For many in the media who talk and write about sports, a refresher on grammar is badly needed.
Grammar Class
Okay class, let’s start with a short, but important lesson on the use of the English language.
People must use the word “number’ when they’re describing anything that can be counted or measured. As example could be “The number of times I get gasoline in a month”, or “The number of yards from where I am on the golf course to the green.”
People need to use the word “amount” when they're talking about something that cannot be easily counted or measured. Examples include “The amount of love I’ve felt since the accident occurred”, or “The amount of water in the ocean.”
This is stuff we learned in grade school. Why is it then that so many people with jobs in the media, or people who do social media posts for organizations get it wrong? What’s really puzzling is, this rarely happened five or ten years ago. Now it seems to happen all the time. How did we go from people using the words number and amount correctly to now becoming so hit and miss?
Blame it on Sports Announcers
I’ve thought about this, because I have seen it before with certain words and phrases. I’m now ready to blame the people covering sports on TV for this. It’s the sports announcers who are changing some of the words and phrases we use.
A couple of years ago, I first noticed sports analysts using the words amount and number incorrectly. Now it happens far too often. I remember seeing a sports writer covering the Toronto Blue Jays for a Toronto paper writing "Danny Jansen has the same amount of home runs as Vladimir Guerrero Jr." in a social media post.
How can a professional writer for a big newspaper make such a simple mistake? Why do others do it so often now too? It’s so basic.
I think it’s because others have been doing it too. Monkey see, monkey do. When others start making mistakes with word usage and grammar, the lines of proper English get clouded.
A few years ago, I started to hear sports analysts using the word “oftentimes.” I wondered if this was even a word and looked it up. It is and has been for decades. However, why not just use the word “often”? It means the same thing. I don’t know about you, but I hate it when perfectly good short words get replaced by something longer.
The problem is, when people hear these words while watching a game on TV, or hearing sports guys talk about something, they pick up on the language and use it themselves. When somebody I’m now talking to uses the word oftentimes I silently groan and wonder if they would have used the word often a decade ago?
"Yeah" is another example. A couple of years ago I noticed sports TV types starting responses with the word yeah. Now it happens all the time, including with the people I do media training for. You don't need it. It's a useless word.
Bad English
For years we’ve heard former jocks now doing colour commentary using phrases like “all game long” and “all year long.” People use the same jargon, not stopping for a second to realize the word “long” is redundant.
Once again though, monkey see monkey do.
Sports has given us all kinds of unique ways of using words. “Chemistry” is one of my favouites. I’m not really sure what it means, but it seems to be the same as teamwork.
“Net front presence” is a nice term the hockey analysts now use.

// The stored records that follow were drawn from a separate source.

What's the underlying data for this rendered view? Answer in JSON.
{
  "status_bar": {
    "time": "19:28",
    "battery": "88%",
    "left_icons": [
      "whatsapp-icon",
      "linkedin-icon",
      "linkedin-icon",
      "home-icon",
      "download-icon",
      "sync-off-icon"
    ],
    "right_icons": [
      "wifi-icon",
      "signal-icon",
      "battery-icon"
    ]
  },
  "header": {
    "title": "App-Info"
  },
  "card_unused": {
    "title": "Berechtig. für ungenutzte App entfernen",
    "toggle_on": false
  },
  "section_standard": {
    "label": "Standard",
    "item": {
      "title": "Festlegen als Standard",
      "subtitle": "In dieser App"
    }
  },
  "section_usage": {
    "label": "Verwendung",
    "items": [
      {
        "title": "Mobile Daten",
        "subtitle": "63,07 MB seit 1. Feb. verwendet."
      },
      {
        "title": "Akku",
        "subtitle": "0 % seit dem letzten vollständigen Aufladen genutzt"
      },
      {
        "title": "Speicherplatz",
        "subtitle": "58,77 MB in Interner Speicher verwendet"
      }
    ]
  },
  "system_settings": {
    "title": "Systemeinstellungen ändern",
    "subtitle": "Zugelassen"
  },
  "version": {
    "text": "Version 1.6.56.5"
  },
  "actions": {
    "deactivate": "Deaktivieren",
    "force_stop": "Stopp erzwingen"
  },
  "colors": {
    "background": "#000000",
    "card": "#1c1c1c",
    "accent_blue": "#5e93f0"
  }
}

We use to say “Parked in front of the net.” Net front presence sounds much more important.
Some American hockey analysts started using the word “bumper position” a few years now and I’m now starting to hear it in Canada. For those who don’t know what the bumper position is, well, it’s the slot. Why have we started to call the slot the bumper position?
We used to say a defenceman “pinched” or “pinched in” if he moved forward into a more offensive role. Now the colour commentators say “He activated.’ Why?
We used to hear hockey colourmen talk about a player who “raised the puck”. Now we’re hearing how he “elevated it.” It’s the same thing. Why a new word to describe it? Wasn’t raise doing the job?
In football, analysts use the phrase “dialed up” as an action phrase to describe a defence called by a coach. A defensive coach can no longer “call” a specific defence, he now must “dial it up.”
Oh and in sports, a team or player cannot just struggle. They have to “struggle mightily.” That apparently is the only way one can struggle.
The problem is, when people hear those in the media using these terms, they use them too. Something that started with one or two former jocks, now is used by thousands of people.
And by the way, it’s number not amount, damn it!
Also “fewer than” versus “less than.” Drives me nuts.
Many sports announcers use ‘compete’ as a noun. Eg. he has a high level of compete’ also like starting an answer with the word yeah often the word ‘so’ is used.
Good one. "Compete" used that way is only done by sports announcers. Others say he "tries hard" or "works hard."